Shorter varieties will replace maples after street repaving

Tony Proctor loads up on free firewood from maple trees being removed along South Grand Boulevard and 34th Avenue on Monday. Proctor’s grandmother lives near the maples, which will be replaced with different types of trees. (Jesse Tinsley)
Tony Proctor loads up on free firewood from maple trees being removed along South Grand Boulevard and 34th Avenue on Monday. Proctor’s grandmother lives near the maples, which will be replaced with different types of trees. (Jesse Tinsley)

Work crews on Monday began removing 19 mature trees along Grand Boulevard south of 29th Avenue.

The sound of chain saws may have startled some in the neighborhood, but the work is part of the broader plan to repave Grand and then plant new trees at no cost to homeowners.

The city notified affected residents two months ago in an attempt to quell the sort of uproar that has often developed when majestic old trees shading city streets are suddenly cut down or severely pruned.

Poor pruning by crews cutting away branches from power lines along Grand four years ago angered some.

Tree trimmers in some instances cut the middle out of trees that had grown around power lines, leaving the trees with an unsightly “V” appearance.

Avista Corp. is working closely with the city’s urban forestry program on the current project, sharing the cost of removal and helping select replacement trees that won’t impede power lines.

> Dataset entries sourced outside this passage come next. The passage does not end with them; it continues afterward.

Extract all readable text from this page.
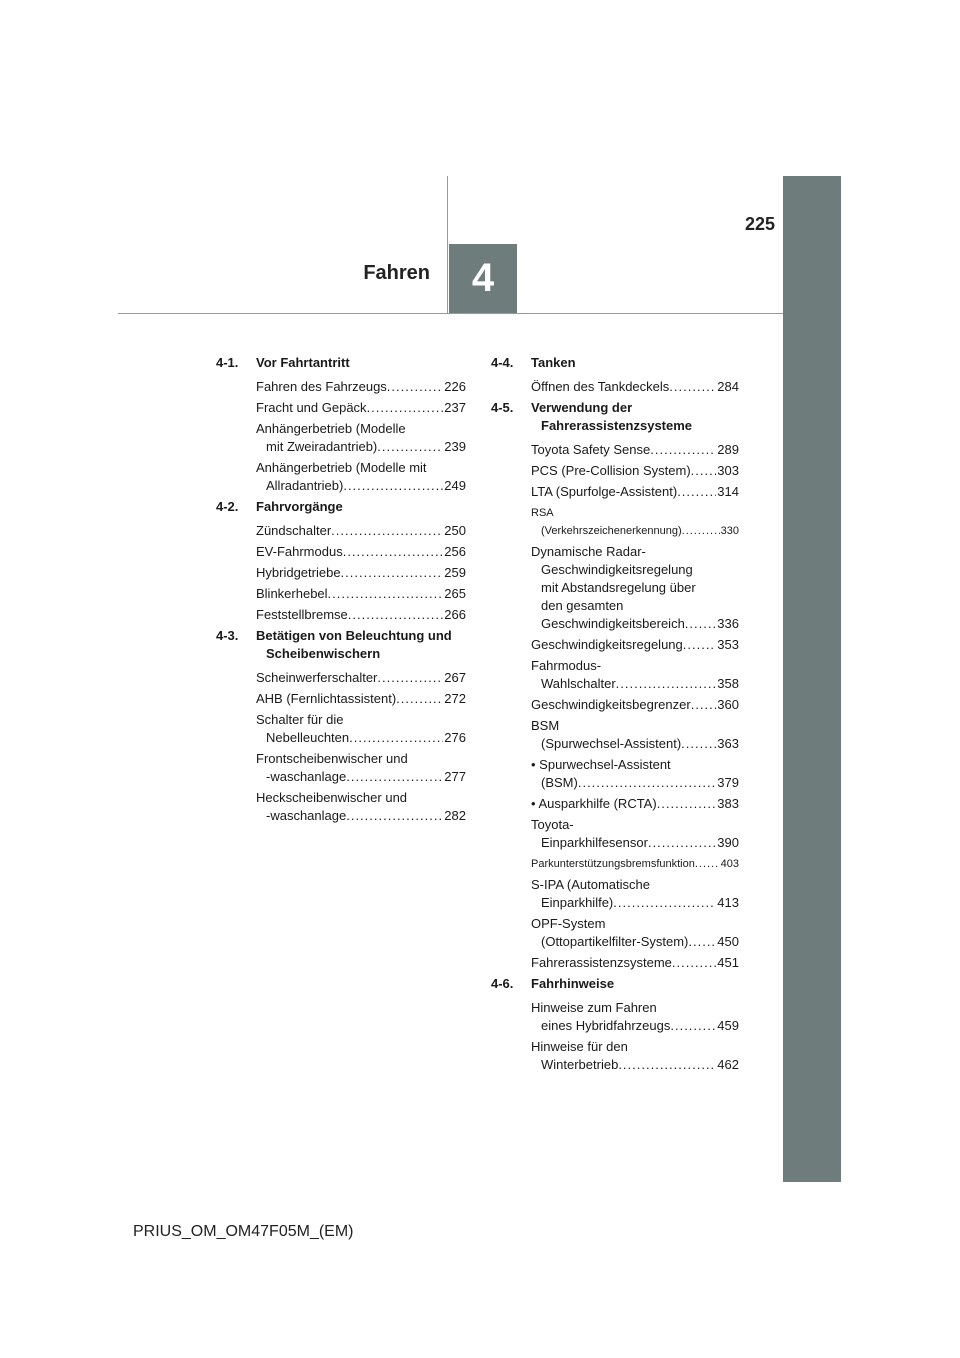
4
Fahren
225
4-1.	Vor Fahrtantritt
Fahren des Fahrzeugs .....	226
Fracht und Gepäck .....	237
Anhängerbetrieb (Modelle
mit Zweiradantrieb) .....	239
Anhängerbetrieb (Modelle mit
Allradantrieb) .....	249
4-2.	Fahrvorgänge
Zündschalter .....	250
EV-Fahrmodus .....	256
Hybridgetriebe .....	259
Blinkerhebel .....	265
Feststellbremse .....	266
4-3.	Betätigen von Beleuchtung und Scheibenwischern
Scheinwerferschalter .....	267
AHB (Fernlichtassistent) .....	272
Schalter für die
Nebelleuchten .....	276
Frontscheibenwischer und
-waschanlage .....	277
Heckscheibenwischer und
-waschanlage .....	282
4-4.	Tanken
Öffnen des Tankdeckels .....	284
4-5.	Verwendung der Fahrerassistenzsysteme
Toyota Safety Sense .....	289
PCS (Pre-Collision System) ..... 303
LTA (Spurfolge-Assistent) .....	314
RSA
(Verkehrszeichenerkennung) .....	330
Dynamische Radar-
Geschwindigkeitsregelung
mit Abstandsregelung über
den gesamten
Geschwindigkeitsbereich .....	336
Geschwindigkeitsregelung .....	353
Fahrmodus-
Wahlschalter .....	358
Geschwindigkeitsbegrenzer ..... 360
BSM
(Spurwechsel-Assistent) .....	363
• Spurwechsel-Assistent
(BSM) .....	379
• Ausparkhilfe (RCTA) .....	383
Toyota-
Einparkhilfesensor .....	390
Parkunterstützungsbremsfunktion ..... 403
S-IPA (Automatische
Einparkhilfe) .....	413
OPF-System
(Ottopartikelfilter-System) ..... 450
Fahrerassistenzsysteme .....	451
4-6.	Fahrhinweise
Hinweise zum Fahren
eines Hybridfahrzeugs .....	459
Hinweise für den
Winterbetrieb .....	462
PRIUS_OM_OM47F05M_(EM)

After the paving work is done, the Spokane County Conservation District will donate 38 new trees at least 2 inches in diameter for replanting, said urban forester Angel Spell.

Most of the trees being removed were Norway maples, she said. The new trees will not achieve such height as they mature. Neighbors will have some small say in what species are planted, Spell said. That may include varieties of hawthorn, dogwood, crabapple, magnolia, serviceberry and ash.

What’s planted will depend on what the conservation district has in stock this fall.

Planting the maples years ago was a poor choice, Spell said. Though leafy and handsome, the trees are tall and grew into power lines strung along the busy city street.